As we sang I started to feel the song, the lyric started to get to me. My voice had a catch in it from the tightness that gathered in my throat. I missed a line, lost my words and couldn't cover so quickly as I would have liked.

And when (and when) just the two of us are there
You won't have to ask if I still care
Cause as the time turns the page
My love won't age at all

He reached over the console and covered my hand with his. A hand now bigger than mine, a hand I held not long ago to cross a street, to walk through a schoolyard, to walk to a playground. A hand that looks suspiciously like a man's, the man he will soon become. He smiled at me and kept on singing. My voice returned and joined his. We kept on going and I kept on thinking, thinking abut this almost man seated next to me.

I swear like the shadow that's by your side
I'll be there
For better or worse
Till death do us part
I'll love you with every beat of my heart

Sometimes he's the tie that binds, he's the bridge over certain of my gaps. Sometimes he's my saving grace. Sometimes he's the reason that a lot of things make sense to me. Sometimes he is the sense in my life. Sometimes he's the reason I am sure of the direction I am going.

I swear.
Indeed.

Sunday, June 7, 2009

Speaking Cooking


When I was younger, much younger, I had a sort of Sunday morning ritual. I cooked, cooked big. My husband would be out running his Sunday 10 miles. Two of my children (the last was not yet present) would be peacefully watching television. I would be in the kitchen, Aaron Neville cranking in the background, and me presiding over a pasta machine making that week's Sunday dinner. The spaghetti sauce would be bubbling, I had the freshly made noodles all laid out on the table and I would be working on a dessert. The scene was one of domestic bliss. This was a weekly event for me having learned to cook this way from my mother-in-law. It was my way of giving my husband a part of his childhood he loved so much. It was a way to recreate a happy time for him and create that same existence in our life together.

I was up early this morning, standing at the counter in the kitchen, and my mind went back to those days. I thought about how different my life is now. My husband was out on the deck drinking coffee. He no longer can run with his bad knees. He was out there talking on the phone in preparation for his day of work. He wasn't particularly chatty with me before the phone call, something that seems all to common lately. My two older children are both moved out of the house and my youngest is still at a friend's having spent the night there. The pasta machine is in a closet collecting dust and I am standing in silence, no music is playing anywhere, in a house quiet and still. I pulled out a large pot and started boiling water. I would not be making homemade pasta today but I would be making something nice.

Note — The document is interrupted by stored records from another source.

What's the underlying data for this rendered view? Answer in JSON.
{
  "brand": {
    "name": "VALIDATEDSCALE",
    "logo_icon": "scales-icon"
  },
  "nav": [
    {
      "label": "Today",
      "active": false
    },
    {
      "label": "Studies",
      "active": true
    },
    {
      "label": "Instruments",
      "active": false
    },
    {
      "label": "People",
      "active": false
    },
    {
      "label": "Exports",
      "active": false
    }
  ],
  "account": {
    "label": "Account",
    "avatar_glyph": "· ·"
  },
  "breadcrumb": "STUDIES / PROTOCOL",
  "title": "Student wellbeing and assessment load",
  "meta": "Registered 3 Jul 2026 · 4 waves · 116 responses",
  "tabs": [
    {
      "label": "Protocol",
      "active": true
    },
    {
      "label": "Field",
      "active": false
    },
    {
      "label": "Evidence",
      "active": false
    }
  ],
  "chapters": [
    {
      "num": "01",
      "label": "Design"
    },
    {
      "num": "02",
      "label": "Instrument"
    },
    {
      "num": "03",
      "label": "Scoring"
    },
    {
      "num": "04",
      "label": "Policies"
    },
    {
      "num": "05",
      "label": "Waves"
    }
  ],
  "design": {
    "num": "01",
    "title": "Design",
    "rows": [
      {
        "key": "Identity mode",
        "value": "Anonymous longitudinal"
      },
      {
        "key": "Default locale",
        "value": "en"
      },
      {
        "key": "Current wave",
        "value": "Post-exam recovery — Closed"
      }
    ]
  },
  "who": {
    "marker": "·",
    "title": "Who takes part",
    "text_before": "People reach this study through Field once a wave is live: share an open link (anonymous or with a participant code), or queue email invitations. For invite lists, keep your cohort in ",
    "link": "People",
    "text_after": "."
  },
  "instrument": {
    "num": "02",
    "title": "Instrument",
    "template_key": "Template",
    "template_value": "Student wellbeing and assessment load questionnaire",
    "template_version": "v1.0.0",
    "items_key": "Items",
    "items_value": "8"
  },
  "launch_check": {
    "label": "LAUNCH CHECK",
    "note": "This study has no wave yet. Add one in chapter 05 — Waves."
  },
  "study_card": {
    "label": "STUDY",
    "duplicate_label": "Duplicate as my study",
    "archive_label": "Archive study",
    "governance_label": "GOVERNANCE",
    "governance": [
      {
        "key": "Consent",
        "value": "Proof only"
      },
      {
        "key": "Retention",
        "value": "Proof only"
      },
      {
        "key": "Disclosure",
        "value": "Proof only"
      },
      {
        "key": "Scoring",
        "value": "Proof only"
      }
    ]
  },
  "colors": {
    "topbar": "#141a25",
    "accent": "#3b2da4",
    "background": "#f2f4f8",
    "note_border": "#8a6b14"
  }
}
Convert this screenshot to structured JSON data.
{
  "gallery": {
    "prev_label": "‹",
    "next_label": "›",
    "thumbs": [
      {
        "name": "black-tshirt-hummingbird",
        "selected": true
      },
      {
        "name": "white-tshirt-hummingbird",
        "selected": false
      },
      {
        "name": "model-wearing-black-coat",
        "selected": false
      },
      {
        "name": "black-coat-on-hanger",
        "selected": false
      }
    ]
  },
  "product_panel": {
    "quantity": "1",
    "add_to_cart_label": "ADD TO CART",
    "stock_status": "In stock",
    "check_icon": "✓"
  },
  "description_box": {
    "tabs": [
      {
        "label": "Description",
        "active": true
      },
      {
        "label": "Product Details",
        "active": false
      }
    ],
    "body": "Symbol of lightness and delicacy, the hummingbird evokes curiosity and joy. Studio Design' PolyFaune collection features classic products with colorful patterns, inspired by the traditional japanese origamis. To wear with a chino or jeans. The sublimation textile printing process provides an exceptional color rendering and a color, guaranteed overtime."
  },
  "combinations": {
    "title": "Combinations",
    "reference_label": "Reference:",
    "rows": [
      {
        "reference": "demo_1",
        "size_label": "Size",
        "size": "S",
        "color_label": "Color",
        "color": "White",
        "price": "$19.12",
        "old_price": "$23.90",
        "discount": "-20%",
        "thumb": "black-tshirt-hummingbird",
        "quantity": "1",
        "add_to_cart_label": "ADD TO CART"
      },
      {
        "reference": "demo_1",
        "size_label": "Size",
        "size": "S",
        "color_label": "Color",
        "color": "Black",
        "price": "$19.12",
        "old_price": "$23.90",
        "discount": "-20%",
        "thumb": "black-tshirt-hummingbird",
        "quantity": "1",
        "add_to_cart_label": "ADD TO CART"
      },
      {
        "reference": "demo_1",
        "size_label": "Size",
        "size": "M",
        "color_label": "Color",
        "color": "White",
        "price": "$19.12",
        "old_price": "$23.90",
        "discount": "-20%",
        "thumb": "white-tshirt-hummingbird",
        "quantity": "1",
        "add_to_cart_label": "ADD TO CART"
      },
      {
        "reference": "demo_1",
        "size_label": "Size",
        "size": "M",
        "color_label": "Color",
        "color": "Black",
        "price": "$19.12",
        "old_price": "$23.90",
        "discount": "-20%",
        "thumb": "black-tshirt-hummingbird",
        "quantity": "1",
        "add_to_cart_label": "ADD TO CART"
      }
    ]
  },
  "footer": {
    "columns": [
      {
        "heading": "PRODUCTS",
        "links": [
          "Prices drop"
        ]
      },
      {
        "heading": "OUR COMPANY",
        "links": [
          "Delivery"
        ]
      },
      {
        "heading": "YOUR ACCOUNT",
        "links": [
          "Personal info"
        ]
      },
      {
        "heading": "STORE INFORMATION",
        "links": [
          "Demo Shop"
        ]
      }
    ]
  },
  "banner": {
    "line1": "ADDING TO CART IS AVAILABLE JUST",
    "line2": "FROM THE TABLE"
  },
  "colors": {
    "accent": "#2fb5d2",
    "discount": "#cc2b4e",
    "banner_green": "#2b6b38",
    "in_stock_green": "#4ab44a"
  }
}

I started boiling lasagna noodles to make a rollentini that I will stuff with ricotta cheese mixed with some egg. parsley, mozzarella & Romano cheese. I chopped some zucchini, red onion and tomatoes and tossed in olive oil & balsamic vinegar, oregano and shredded mozzarella. I sliced some strawberries and drizzled them with Marsala wine. I made a vanilla pudding. I stood back after putting everything back into the refrigerator for later and thought about what I had done. Thought about why I had done it.

While I was cooking my husband went out the door. He had a quick goodbye for me and a kiss on my cheek that was mostly in my hair. I watched him go and studied his face, trying to gauge his expression. He seemed to have a hint of longing on his face. I think he thinks I am going to serve all of this for dinner today and he will miss it as he won't be home until late tonight. He didn't say anything but I suspect his thoughts. That put a wry smile on my face as the door shut behind him. There's no one here to eat all of this food.

I don't cook because I like doing it. I don't feel a passion for it. Cooking is something I could happily give up and not miss. Despite this feeling I cook almost every day and I cook well. I cook with my heart. It's my language, my love language. It's my way of showing love and care for those I love and care about. The passion is not in the cooking but in what I feel for the ones I am cooking for. That's what that wry smile was about as I watched my husband go out of the door. After all of these years and all of that cooking ....I am not entirely sure my husband really understands the language I speak. The language I have spoken all of these years.

I am not entirely sure he even speaks the same language that I do.
Indeed.

Saturday, May 30, 2009

Love Your Body


The Love Your Body Campaign is an integral part of the NOW Foundation. It is so very important for all women to Love Their Bodies. So many do not.

It has taken me a very long time to love my own body. God blessed me with a pretty decent model and early on I had some knowledge of how attractive I was to others. I didn't appreciate the strength in having that knowledge, in fact it irritated me. I thought it a shallow quality, one I was gifted and hadn't earned. I was more about substance and intelligence than physical attributes. I wanted to be taken seriously and not patronized. How easy that notion is to embrace when one is nice looking and suffers no poor images of ones own body.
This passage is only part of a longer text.